Set up equations and solve them to find the unknown numbers in the following cases:
(a) Add'4 to eight times a number, you get 60.
(b) One-fifth of a number minus 4 gives 3.
(c) If take three-fourths of a number and add 3 to it, I get 21.
(d) When I subtracted 11 from twice a number, the result was 15.
(e) Munna subtracts thrice the number of notebooks he has from 50, he finds the result to be 8.
(f) Ibenhal thinks of a number. If she adds 19 to it and divides the sum by 5, she will get 8.
(g) Anwar thinks of a number. If he takes away 7 from \(\frac{5}{2}\) of the number, the result is 23.
Answer:
(a) Let the number be x.
According to the question,
8x + 4 = 60
⇒ 8x = 60 - 4 ⇒ 8x = 56
⇒ x = \(\frac{56}{8}\) ⇒ x = 7
∴ The required number is 7.
(b) Let the number be x.
According to the question,
\(\frac{1}{5}\) × x - 4 = 3 ⇒ \(\frac{x}{5}\) - 4 = 3
⇒ \(\frac{x}{5}\) = 4 + 3
⇒ \(\frac{x}{5}\) = 7 ⇒ x = 7 × 5 = 35
(c) Let the number be x.
According to the question,
\(\frac{3}{4}\)x + 3 = 21
\(\frac{3x}{4}\) + 3 = 21
⇒ \(\frac{3x}{4}\) = 21 - 3 = 18
3x = 18 × 4 ⇒ x = \(\frac{18 \times 4}{3}\) = 2 4
∴ The required number is 24.
(d) Let the number be x.
According to question, we get
2x - 11 = 15
⇒ 2x = 15 + 11 = 26
x = \(\frac{26}{2}\) = 13
∴ The required number is 13.
(e) Let the number be x.
According to the question, we get
50 - 3x = 8
⇒ - 3x = 8 - 50
⇒ - 3x = - 42
Multiply - 1 to both sides,
(- 1) × (- 3x) = (- 1) × (- 42)
⇒ 3x = 42
⇒ x = \(\frac{42}{3}\) = 14
∴ The number is 14.
(f) Let the number be x.
According to the question, we get
\(\frac{x+19}{5}\) = 8 ⇒ x + 19 = 40
x = 40 - 19 = 21
∴ The number is 21.
(g) Let the number be x.
Then, according to the question, we get
\(\frac{5}{2}\)x - 7 = 23
⇒ \(\frac{5}{2}\)x = 23 + 7 = 30
⇒ 5x = 30 × 2 = 60
⇒ x = \(\frac{60}{5}\) = 12
∴ The number is 12.
Question 2.
Solve the following:
(a) The teacher tells the class that the highest marks obtained by a student in her class is twice the lowest marks plus 7. The highest score is 87. What is the lowest score?
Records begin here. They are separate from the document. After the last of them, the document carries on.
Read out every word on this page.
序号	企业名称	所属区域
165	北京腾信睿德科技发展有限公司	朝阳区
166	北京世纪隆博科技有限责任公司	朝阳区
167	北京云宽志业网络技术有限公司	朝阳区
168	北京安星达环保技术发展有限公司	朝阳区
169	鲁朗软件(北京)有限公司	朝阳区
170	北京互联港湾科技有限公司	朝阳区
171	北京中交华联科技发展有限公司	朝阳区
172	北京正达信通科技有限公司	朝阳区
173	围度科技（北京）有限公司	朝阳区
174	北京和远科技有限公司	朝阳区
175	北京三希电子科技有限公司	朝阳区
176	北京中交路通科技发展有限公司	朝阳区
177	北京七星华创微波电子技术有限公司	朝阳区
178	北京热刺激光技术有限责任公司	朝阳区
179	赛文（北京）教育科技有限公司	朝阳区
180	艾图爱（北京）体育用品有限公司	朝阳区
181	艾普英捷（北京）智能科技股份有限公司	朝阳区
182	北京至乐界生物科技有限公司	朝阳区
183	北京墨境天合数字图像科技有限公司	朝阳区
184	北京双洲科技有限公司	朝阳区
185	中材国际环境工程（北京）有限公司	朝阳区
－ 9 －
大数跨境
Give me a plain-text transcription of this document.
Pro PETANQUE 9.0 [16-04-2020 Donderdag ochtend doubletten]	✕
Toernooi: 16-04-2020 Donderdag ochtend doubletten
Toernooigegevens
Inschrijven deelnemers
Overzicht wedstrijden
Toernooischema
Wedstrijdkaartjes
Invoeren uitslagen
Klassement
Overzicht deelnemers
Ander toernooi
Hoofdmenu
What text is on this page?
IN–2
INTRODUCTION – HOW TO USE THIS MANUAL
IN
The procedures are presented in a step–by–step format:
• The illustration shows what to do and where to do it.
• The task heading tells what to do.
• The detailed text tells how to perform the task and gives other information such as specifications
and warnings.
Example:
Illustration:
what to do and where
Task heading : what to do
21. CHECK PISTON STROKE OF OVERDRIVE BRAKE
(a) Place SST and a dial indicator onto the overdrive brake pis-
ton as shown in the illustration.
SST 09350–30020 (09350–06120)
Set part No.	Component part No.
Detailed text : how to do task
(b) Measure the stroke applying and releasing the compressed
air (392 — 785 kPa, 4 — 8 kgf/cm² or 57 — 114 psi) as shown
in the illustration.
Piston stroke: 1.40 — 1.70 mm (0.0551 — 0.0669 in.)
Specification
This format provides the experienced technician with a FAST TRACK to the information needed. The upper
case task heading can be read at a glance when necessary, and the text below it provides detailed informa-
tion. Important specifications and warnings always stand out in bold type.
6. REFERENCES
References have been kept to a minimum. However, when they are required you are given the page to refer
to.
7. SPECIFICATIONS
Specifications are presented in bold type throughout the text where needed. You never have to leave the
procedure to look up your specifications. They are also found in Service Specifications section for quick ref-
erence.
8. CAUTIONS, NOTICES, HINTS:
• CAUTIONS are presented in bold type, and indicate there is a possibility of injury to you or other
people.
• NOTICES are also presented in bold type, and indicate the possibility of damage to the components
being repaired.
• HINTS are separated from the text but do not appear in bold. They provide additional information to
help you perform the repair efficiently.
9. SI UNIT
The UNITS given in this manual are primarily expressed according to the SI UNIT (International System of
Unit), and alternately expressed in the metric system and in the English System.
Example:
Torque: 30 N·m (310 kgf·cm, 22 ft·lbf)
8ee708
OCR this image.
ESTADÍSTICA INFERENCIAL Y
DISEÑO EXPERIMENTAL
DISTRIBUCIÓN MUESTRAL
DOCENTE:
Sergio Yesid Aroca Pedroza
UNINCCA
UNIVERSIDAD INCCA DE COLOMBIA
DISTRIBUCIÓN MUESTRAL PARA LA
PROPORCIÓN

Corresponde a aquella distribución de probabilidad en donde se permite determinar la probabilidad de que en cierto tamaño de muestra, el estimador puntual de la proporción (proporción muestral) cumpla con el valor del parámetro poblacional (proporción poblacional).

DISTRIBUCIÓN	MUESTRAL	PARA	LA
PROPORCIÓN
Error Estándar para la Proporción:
(b) In an isosceles triangle, the base angles are equal. The vertex angle is 40°. What are the base angles of the triangle? (Remember, the sum of the three angles of a triangle is 180°.)
(c) Sachin scored twice as many runs as Rahul. Together, their runs fell two short of a double century. How many runs did each one score?
Answer:
(a) Let the lowest marks be x.
Twice the lowest marks is 2x.
Highest score obtained by a student is twice the lowest marks plus 7 = 2x + 7
But the highest marks is 87,
∴ 2x + 7 = 87
⇒ 2x = 87 - 7 ⇒ 2x = 80
⇒ x = \(\frac{80}{2}\) = 40.
∴ The lowest score is 40 marks.
(b) Let the base angle be x, vertex angle is 40° (sum of angles of a triangle is 180°).
∴ 2x + 40° = 180°
⇒ 2x = 180° - 40°
⇒ 2x = 140a
⇒ x = 70°
∴ The base angles are 70°.
(c) Let 'x' runs be the score of Rahul.
Then '2x' runs be the score of Sachin.
According to the question,
x + 2x = 200 - 2 ⇒ 3x = 198
⇒ x = \(\frac{198}{3}\) = 66
Therefore, Rahul scores 66 runs.
Sachin scores 2 × 66 = 132 runs.
Question 3.
Solve the following:
(i) Irfan says that he has 7 marbles more than five times the marbles Parmit has. Irfan has 37 marbles. How many marbles does Parmit have?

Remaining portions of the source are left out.